ITEM 5.02 DEPARTURE OF DIRECTORS; CERTAIN OFFICERS; ELECTION OF DIRECTORS; APPOINTMENT OF CERTAIN OFFICERS; COMPENSATORY ARRANGEMENTS OF CERTAIN OFFICERS.
On March 12, 2009, Charter Communications, Inc. (the "Company"), the indirect parent company of Charter Communications Holdings, LLC, Charter Communications Holdings Capital Corporation, CCH II, LLC, CCH II Capital Corp., CCO Holdings, LLC and CCO Holdings Capital Corp., adopted the Charter Communications, Inc. Value Creation Plan (the "Plan”), which replaces the Restructuring Value Plan previously adopted by the Company. The Plan is comprised of two components, the Restructuring Value Program (the “RVP”), and the Cash Incentive Program (the “CIP”).
The RVP provides incentives to encourage and reward participants for a successful restructuring of the Company. Participants who continue to be employed by the Company or its subsidiaries until payment of RVP awards earn payments under the RVP upon either (i) the Company’s emergence from its Chapter 11 restructuring proceeding (the “Proceeding”) or (ii), if the Company’s restructuring plan is the Joint Plan (as defined in the Plan), when the Commitment Fees under the Joint Plan are first payable. Participants also earn their RVP payments upon an earlier of (i) their termination of employment due to death or disability, or their termination on or after the Company’s emergence from the Proceeding by the Company for a reason other than “cause,” or voluntarily due to a “good reason” (as each such term is defined in the Plan) or (ii) a “change in control” of the Company if they are then employed by the Company or its subsidiaries. The target RVP awards for the Company’s named executive officers as of the date hereof (which are subject to change in accordance with the terms of the Plan) are: N. Smit - $6 million; M. Lovett - $2.38 million; E. Schmitz - $765,000; and G. Raclin - $765,000.

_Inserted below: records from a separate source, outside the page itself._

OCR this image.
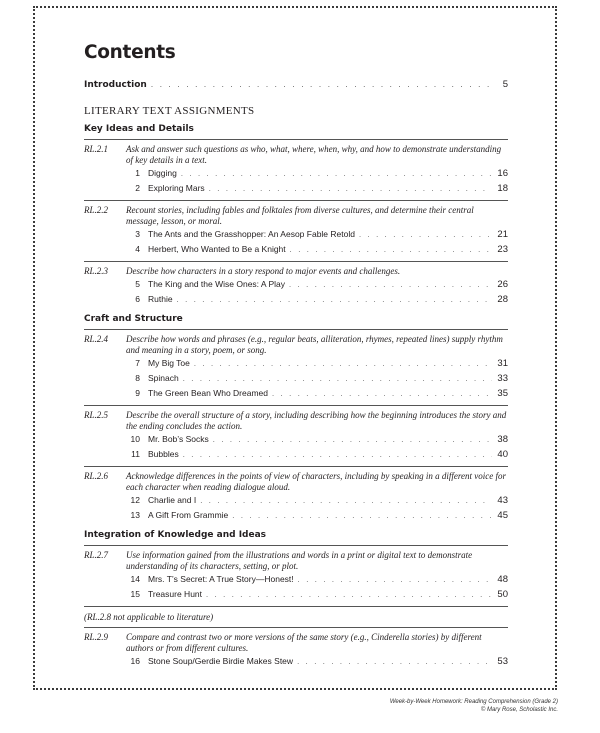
Contents
Introduction . . .	5
LITERARY TEXT ASSIGNMENTS
Key Ideas and Details
RL.2.1	Ask and answer such questions as who, what, where, when, why, and how to demonstrate understanding of key details in a text.
1 Digging . . .	16
2 Exploring Mars . . .	18
RL.2.2	Recount stories, including fables and folktales from diverse cultures, and determine their central message, lesson, or moral.
3 The Ants and the Grasshopper: An Aesop Fable Retold . . .	21
4 Herbert, Who Wanted to Be a Knight . . .	23
RL.2.3	Describe how characters in a story respond to major events and challenges.
5 The King and the Wise Ones: A Play . . .	26
6 Ruthie . . .	28
Craft and Structure
RL.2.4	Describe how words and phrases (e.g., regular beats, alliteration, rhymes, repeated lines) supply rhythm and meaning in a story, poem, or song.
7 My Big Toe . . .	31
8 Spinach . . .	33
9 The Green Bean Who Dreamed . . .	35
RL.2.5	Describe the overall structure of a story, including describing how the beginning introduces the story and the ending concludes the action.
10 Mr. Bob’s Socks . . .	38
11 Bubbles . . .	40
RL.2.6	Acknowledge differences in the points of view of characters, including by speaking in a different voice for each character when reading dialogue aloud.
12 Charlie and I . . .	43
13 A Gift From Grammie . . .	45
Integration of Knowledge and Ideas
RL.2.7	Use information gained from the illustrations and words in a print or digital text to demonstrate understanding of its characters, setting, or plot.
14 Mrs. T’s Secret: A True Story—Honest! . . .	48
15 Treasure Hunt . . .	50
(RL.2.8 not applicable to literature)
RL.2.9	Compare and contrast two or more versions of the same story (e.g., Cinderella stories) by different authors or from different cultures.
16 Stone Soup/Gerdie Birdie Makes Stew . . .	53
Week-by-Week Homework: Reading Comprehension (Grade 2)
© Mary Rose, Scholastic Inc.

The CIP provides annual incentives for participants to achieve specified individual performance goals during each of the three years following the Company’s emergence from the Proceeding. Performance goals will be established for each of the first three years following the Company’s emergence from the Proceeding. Participants will earn all or a portion of their target bonus based on the degree to which these goals are achieved in a particular year. Amounts that are not earned in a particular year may be earned in a subsequent year if the performance goals applicable to that subsequent year are achieved. Participants also earn the CIP payments upon an earlier of, or due to (i) a termination of their employment on or after the Company’s emergence from the Proceeding due to death, disability, by the Company for a reason other than “cause,” or voluntarily due to a “good reason” (as each such term is defined in the Plan) and (ii) a “change in control” of the Company if they are then employed by the Company. The annual target awards for the Company’s named executive officers as of the date hereof (which are subject to change in accordance with the terms of the Plan) are: N. Smit - $2.5 million; M. Lovett - $910,000; E. Schmitz - $664,000; and G. Raclin - $597,000.